Veronica_Oles said:Homework Statement
I have to sketch a graph of y=x(x-3)^2
Homework Equations
The Attempt at a Solution
I know that the zeros are 0 and 3. The part which confuses me is that end behaviours as well as turning points. I am unsure of which way the end behaviours should be pointing. Is the highest degree 2 or 3? And how to I know which quadrants it should be traveling to and from?
I understand it now.Mark44 said:To expand on what Ray said concerning the x-intercepts, when x is "close to 0" the graph is "close to" y = x(0 - 3)2 = 9x. In other words, near x = 0, the graph of your polynomial looks a lot like the graph of the line y = 9x.
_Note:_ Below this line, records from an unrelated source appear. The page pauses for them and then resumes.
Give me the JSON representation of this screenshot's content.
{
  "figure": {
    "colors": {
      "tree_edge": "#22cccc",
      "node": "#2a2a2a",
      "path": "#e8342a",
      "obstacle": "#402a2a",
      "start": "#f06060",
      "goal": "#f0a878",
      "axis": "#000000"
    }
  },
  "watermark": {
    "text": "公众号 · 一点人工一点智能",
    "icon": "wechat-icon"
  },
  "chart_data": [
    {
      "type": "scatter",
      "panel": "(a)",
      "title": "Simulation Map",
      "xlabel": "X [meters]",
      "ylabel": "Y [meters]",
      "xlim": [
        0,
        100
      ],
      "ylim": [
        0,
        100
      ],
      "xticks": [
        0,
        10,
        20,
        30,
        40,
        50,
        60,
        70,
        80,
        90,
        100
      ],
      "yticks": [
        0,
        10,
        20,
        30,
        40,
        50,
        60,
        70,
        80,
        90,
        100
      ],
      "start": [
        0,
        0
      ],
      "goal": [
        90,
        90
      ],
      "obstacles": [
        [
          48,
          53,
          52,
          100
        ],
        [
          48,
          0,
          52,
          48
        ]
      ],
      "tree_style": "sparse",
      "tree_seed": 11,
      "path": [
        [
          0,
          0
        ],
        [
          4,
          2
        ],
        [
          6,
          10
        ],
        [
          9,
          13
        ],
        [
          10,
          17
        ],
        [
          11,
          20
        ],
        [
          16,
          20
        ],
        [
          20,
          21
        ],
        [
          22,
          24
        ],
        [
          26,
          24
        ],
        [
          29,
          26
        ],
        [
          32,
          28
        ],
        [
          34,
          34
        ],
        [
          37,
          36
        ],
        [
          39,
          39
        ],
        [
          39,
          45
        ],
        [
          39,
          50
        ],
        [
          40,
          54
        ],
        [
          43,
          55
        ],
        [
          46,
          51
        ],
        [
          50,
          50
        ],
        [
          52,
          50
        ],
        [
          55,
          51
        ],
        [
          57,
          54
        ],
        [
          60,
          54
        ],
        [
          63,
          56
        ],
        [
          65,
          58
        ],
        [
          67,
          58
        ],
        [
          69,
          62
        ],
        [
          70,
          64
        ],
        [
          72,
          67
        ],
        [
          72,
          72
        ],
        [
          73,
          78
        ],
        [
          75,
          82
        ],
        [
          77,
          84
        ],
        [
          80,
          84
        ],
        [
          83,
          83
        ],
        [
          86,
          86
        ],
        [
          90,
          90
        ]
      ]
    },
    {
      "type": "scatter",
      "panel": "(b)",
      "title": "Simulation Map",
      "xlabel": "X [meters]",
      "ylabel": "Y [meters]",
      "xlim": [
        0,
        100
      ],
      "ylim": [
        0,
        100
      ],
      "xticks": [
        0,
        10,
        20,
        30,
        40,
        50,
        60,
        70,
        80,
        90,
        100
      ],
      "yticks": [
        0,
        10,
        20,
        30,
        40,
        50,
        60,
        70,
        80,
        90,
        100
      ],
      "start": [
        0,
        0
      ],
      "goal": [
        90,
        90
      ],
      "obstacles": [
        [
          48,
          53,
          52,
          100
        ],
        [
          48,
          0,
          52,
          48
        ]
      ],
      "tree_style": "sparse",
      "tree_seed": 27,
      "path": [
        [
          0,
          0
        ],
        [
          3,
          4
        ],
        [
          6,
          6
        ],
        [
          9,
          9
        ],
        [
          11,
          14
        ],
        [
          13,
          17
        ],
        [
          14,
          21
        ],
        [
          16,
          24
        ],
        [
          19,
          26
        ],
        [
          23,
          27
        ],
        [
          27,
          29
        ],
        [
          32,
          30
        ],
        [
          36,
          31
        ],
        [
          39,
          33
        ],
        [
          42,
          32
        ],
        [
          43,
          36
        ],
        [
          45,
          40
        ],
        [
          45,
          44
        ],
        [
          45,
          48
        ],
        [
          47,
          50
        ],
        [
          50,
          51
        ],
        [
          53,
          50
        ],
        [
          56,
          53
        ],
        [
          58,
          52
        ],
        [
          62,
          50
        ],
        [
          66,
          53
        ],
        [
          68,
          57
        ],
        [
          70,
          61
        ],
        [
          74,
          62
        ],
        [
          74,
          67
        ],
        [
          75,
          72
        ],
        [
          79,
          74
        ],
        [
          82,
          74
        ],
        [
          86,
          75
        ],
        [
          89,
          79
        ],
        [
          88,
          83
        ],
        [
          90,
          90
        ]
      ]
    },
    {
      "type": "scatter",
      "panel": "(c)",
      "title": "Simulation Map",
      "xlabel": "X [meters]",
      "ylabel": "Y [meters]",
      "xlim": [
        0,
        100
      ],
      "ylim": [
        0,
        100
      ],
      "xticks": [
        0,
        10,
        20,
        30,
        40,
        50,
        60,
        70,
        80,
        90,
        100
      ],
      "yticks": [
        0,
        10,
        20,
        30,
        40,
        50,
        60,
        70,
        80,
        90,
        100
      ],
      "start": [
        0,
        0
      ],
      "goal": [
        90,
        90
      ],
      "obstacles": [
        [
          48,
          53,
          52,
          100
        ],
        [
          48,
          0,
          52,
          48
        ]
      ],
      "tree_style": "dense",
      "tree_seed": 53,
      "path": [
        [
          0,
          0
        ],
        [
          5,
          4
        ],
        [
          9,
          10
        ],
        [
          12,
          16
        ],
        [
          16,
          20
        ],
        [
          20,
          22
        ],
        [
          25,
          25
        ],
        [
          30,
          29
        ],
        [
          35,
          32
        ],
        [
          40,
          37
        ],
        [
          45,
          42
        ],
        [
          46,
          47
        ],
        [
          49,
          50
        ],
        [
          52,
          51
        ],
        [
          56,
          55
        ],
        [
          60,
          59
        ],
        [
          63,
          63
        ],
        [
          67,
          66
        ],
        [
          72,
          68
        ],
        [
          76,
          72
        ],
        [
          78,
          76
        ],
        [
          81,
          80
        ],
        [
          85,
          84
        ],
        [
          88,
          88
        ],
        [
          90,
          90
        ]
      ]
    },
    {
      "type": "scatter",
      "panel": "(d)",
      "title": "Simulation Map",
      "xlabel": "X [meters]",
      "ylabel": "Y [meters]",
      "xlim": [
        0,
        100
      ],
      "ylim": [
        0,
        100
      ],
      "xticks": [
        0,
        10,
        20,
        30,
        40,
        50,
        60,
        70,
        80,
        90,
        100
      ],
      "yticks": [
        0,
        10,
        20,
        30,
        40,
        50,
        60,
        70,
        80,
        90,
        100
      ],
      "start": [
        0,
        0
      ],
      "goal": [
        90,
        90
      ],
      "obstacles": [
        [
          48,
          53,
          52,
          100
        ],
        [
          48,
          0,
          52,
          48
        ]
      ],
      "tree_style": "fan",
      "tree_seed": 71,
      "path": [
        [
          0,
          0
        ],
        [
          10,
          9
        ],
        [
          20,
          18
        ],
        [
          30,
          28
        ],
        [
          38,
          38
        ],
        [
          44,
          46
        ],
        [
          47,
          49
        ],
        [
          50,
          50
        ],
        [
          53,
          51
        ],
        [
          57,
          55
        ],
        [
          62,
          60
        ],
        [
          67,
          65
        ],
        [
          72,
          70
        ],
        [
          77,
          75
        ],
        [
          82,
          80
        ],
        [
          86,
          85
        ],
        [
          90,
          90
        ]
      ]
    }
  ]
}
When x is "close to" 3, the graph of your polynomial resembles y = 3(x - 3)2, a parabola. I'm hopeful that you have a good idea about the shape of this parabola.
If you expand x(x - 3)2, it should be obvious what the degree of this polynomial is.
A polynomial is a mathematical expression consisting of variables and coefficients, with only the operations of addition, subtraction, and multiplication. It is written in the form of ax^n + bx^(n-1) + ... + cx + d, where a, b, c, and d are constants and n is a non-negative integer.
The degree of a polynomial is the highest power of the variable in the expression. For example, in the polynomial 3x^2 + 5x + 2, the degree is 2 since it is the highest power of x.
There are four main types of polynomials: monomial, binomial, trinomial, and multinomial. A monomial has only one term, a binomial has two terms, a trinomial has three terms, and a multinomial has more than three terms.
The most common forms of polynomials are standard form, factored form, and expanded form. Standard form is written in descending order of powers, factored form shows the polynomial as a product of its factors, and expanded form is the expanded version of the polynomial expression.
Some of the main characteristics of polynomials include: the degree, leading coefficient, constant term, number of terms, and the roots or solutions. These characteristics can help determine the behavior and properties of the polynomial function.